Hauler, a contemporary roots incarnation of Slowcoaster consisting of Steven MacDougall and Mike LeLievre and joined by Canadian Folk Music Award-winning fiddler Colin Grant, are crafting some folk songs of their own. This isn’t at all surprising; the band’s Cape Breton roots practically implies some level of storytelling will find its way into their music. What is surprising is the band’s sudden foray into the medium of marionettes to tell those stories. “The Widow’s Vow” takes a page from the book of Tim Burton for a tale of creepy romance…

Marionettes weren’t always the plan, though. Released as part of the band’s debut self-titled album back in May 2020, Steven MacDougall explains that the band initially had a very different approach worked out for the song.

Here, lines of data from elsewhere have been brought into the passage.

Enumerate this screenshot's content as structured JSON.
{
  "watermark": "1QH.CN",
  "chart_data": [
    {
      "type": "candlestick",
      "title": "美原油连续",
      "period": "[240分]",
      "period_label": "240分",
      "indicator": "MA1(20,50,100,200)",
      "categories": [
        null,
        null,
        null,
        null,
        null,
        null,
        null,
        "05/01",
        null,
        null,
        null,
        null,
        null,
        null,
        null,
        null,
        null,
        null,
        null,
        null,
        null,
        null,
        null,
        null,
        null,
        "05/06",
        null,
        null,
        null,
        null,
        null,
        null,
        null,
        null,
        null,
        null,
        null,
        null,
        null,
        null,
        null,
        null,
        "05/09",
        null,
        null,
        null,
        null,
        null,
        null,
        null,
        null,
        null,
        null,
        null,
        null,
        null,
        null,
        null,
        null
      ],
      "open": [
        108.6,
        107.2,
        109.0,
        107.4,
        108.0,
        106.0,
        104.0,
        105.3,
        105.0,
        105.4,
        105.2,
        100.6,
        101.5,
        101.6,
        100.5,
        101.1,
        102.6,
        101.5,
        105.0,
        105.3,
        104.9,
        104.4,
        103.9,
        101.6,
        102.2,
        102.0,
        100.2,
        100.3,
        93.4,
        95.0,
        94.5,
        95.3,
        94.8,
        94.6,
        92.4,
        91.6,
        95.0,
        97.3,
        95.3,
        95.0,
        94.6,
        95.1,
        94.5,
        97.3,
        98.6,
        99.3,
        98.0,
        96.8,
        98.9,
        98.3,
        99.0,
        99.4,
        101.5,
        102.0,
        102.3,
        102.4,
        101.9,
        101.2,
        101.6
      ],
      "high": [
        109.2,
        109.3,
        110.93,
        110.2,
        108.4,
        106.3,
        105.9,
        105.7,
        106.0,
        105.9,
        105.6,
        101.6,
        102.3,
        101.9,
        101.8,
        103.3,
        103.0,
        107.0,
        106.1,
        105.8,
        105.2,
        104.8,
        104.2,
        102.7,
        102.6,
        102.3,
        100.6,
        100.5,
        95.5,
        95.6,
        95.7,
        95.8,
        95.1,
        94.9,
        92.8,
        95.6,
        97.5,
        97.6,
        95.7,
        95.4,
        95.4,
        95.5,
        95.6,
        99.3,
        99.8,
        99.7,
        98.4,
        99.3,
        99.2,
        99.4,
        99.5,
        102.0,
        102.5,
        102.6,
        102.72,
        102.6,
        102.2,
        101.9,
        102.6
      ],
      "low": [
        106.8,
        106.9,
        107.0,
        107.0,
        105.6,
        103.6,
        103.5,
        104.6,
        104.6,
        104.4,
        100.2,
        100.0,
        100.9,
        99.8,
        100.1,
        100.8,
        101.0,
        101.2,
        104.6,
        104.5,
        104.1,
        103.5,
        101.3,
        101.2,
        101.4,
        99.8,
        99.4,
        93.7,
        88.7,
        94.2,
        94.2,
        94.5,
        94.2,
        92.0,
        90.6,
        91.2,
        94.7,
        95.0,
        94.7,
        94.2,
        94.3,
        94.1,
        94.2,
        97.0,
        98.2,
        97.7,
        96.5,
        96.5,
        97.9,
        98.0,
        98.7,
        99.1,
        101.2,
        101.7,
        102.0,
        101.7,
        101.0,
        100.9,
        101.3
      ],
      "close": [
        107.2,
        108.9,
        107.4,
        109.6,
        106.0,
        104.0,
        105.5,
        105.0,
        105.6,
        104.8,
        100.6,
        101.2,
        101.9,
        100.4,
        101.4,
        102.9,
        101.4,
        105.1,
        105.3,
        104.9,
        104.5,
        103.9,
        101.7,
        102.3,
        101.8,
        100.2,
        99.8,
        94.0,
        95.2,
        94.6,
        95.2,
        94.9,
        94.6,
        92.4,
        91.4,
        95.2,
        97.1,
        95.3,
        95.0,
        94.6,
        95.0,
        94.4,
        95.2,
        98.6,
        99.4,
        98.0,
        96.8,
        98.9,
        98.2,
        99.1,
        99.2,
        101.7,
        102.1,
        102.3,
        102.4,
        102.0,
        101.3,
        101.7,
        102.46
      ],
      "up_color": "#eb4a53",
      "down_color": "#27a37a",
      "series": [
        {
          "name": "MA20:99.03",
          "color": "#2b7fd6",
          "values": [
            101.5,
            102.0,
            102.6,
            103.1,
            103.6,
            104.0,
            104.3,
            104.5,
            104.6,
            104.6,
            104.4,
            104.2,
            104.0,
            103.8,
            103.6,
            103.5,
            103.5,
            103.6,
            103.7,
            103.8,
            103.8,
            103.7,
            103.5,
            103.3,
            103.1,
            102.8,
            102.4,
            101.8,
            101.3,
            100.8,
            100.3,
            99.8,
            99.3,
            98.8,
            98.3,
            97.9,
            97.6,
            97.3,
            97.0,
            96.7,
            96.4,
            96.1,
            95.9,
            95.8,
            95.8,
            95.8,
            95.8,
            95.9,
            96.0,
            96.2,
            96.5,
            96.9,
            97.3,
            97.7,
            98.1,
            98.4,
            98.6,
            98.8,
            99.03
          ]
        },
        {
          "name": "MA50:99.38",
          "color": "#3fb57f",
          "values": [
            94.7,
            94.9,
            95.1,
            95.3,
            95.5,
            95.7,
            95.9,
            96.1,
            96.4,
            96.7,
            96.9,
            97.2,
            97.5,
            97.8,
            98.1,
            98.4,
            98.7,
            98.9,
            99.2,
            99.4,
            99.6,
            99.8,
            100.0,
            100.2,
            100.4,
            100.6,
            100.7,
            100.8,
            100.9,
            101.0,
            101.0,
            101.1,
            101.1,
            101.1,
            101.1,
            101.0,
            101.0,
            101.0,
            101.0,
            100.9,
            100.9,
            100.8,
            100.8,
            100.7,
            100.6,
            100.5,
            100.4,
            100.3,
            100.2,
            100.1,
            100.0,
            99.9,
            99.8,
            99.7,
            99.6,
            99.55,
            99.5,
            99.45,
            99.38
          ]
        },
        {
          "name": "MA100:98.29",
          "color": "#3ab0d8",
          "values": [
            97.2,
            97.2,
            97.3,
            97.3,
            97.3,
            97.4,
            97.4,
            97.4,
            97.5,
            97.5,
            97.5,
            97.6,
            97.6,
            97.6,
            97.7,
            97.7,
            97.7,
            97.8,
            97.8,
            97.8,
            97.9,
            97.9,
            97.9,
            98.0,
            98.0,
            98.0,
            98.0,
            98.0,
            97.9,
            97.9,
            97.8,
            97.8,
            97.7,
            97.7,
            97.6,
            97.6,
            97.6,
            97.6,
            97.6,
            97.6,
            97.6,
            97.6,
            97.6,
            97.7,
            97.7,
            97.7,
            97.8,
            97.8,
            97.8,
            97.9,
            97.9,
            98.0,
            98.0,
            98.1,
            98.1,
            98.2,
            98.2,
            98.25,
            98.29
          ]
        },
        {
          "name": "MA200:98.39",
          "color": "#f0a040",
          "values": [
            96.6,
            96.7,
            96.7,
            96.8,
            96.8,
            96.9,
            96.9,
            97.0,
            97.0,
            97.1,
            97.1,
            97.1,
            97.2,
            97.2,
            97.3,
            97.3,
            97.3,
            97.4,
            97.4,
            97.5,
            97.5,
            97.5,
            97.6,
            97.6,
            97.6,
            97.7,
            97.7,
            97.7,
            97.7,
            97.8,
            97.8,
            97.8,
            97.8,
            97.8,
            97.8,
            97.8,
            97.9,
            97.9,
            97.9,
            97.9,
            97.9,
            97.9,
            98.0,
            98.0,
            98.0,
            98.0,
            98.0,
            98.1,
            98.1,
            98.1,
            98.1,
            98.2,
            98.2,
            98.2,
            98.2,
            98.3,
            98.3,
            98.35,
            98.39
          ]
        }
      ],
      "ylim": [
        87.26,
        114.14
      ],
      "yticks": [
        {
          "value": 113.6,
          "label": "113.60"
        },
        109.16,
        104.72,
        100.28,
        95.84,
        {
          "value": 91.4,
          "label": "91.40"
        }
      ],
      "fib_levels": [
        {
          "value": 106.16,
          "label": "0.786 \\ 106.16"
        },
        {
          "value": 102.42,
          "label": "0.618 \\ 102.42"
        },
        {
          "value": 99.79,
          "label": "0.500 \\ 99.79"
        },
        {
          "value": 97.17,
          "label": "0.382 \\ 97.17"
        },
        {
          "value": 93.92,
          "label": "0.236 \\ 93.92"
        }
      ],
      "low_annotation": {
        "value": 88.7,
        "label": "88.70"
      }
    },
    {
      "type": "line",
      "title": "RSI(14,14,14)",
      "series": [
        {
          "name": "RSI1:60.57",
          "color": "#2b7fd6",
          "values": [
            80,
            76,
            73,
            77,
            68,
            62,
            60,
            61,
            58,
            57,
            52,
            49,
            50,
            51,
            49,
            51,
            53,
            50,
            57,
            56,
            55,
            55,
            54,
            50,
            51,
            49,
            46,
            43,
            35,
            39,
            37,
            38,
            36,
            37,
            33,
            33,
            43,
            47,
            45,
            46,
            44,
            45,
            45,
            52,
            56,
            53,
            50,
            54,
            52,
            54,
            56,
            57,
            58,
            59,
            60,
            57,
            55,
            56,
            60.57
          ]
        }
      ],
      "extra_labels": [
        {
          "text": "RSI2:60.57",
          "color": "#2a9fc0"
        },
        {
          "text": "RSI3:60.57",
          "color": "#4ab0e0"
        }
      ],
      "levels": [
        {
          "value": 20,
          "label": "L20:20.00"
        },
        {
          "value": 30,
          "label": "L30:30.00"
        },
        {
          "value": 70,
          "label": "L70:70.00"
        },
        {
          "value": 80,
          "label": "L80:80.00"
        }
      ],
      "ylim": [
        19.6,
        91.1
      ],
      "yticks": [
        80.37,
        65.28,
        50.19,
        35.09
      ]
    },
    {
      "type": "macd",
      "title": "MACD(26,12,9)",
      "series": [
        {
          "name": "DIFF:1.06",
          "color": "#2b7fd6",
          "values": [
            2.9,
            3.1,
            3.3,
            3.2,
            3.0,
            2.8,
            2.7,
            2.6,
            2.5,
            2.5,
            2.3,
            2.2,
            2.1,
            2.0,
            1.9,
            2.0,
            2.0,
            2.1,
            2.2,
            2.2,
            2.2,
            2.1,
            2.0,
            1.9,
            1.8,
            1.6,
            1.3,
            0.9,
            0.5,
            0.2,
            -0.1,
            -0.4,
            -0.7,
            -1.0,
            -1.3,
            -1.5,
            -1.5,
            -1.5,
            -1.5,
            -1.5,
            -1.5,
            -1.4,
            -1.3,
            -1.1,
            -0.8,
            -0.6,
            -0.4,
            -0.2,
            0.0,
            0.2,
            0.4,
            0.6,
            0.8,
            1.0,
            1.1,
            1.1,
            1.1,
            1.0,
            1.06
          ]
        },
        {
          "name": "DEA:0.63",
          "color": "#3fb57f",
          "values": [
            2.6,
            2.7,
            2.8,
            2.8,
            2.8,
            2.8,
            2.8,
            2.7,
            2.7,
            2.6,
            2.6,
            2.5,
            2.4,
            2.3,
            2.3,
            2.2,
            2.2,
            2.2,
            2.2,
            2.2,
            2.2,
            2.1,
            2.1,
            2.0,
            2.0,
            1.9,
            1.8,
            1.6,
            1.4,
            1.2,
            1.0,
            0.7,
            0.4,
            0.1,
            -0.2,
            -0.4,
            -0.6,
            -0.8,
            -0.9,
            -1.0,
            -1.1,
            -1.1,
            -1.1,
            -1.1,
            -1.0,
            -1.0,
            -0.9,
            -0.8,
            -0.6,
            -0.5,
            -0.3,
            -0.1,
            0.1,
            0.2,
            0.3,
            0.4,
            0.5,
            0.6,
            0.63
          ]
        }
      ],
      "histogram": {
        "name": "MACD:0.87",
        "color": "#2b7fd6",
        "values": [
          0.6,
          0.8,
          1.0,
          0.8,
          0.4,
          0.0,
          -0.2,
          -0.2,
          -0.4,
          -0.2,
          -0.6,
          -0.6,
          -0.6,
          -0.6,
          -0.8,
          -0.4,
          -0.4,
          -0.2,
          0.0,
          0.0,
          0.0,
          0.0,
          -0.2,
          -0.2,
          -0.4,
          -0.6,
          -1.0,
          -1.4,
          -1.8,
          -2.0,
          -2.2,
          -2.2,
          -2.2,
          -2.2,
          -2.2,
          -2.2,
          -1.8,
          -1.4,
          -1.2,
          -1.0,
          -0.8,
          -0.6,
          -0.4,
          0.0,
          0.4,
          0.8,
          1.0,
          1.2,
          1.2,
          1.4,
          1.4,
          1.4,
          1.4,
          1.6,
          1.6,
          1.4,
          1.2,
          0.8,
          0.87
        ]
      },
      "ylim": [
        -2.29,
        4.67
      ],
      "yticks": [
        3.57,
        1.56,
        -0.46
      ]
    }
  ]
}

“In about February, we had had the idea of a vaudeville-style play/dance video for the song pretty much everything you see in the video would have been filmed on a stage,” says MacDougall. “Then the pandemic struck and our timeline for production was thrown in the air.

“I came up with the idea of marionettes and using the beach behind my house. And I started. I watched a YouTube video on how to make simple puppets. They were ratty and weird and that fit the mood.”

MacDougall, who has been performing regularly during quarantine via live-stream, repurposed his streaming area into a little studio and went to work on the marionettes—essentially playing double duty as the Tim Burton to his Danny Elfman.

“It actually got very creepy,” says MacDougall. “Especially when filming the last scene in the rowboat. I was down by the water hundreds of feet into the woods, trying to film these puppets while animals made creepy noises in the woods behind me. It felt very fitting.”

The video captures the story of two people being bound together for eternity by unfortunate circumstances and worse intentions, fitting the song well into the canon of east coast folklore.

The lyrics are just the tip of the iceberg:

“I vow I will always keep you warm,
You will always have a home.
You were sent here just for me,
I vow you will never leave.
I vow to the wind and to the waves,
To every bone in every grave,
We will grow old by the sea,
I vow you will never leave.”

“Cape Breton is ripe with shipwrecks and ghost stories and I’ve always looked at the early 1900s as the spookiest time in on the east coast. So I set it there,” says MacDougall. “I remember being enthralled listening to my family and neighbours playing songs like this around the kitchen table. I love story songs; they either come to you quickly or take years to write.”

While the pandemic may have forced the band into making a video with no humans involved, MacDougall says it might be a process the band explores more for future videos.

“During the filming, I felt like I had wasted my life and making puppets movies and as my true calling. I was a hair away from making this stop animation. Thank god I didn’t go in that direction. I would still be filming.”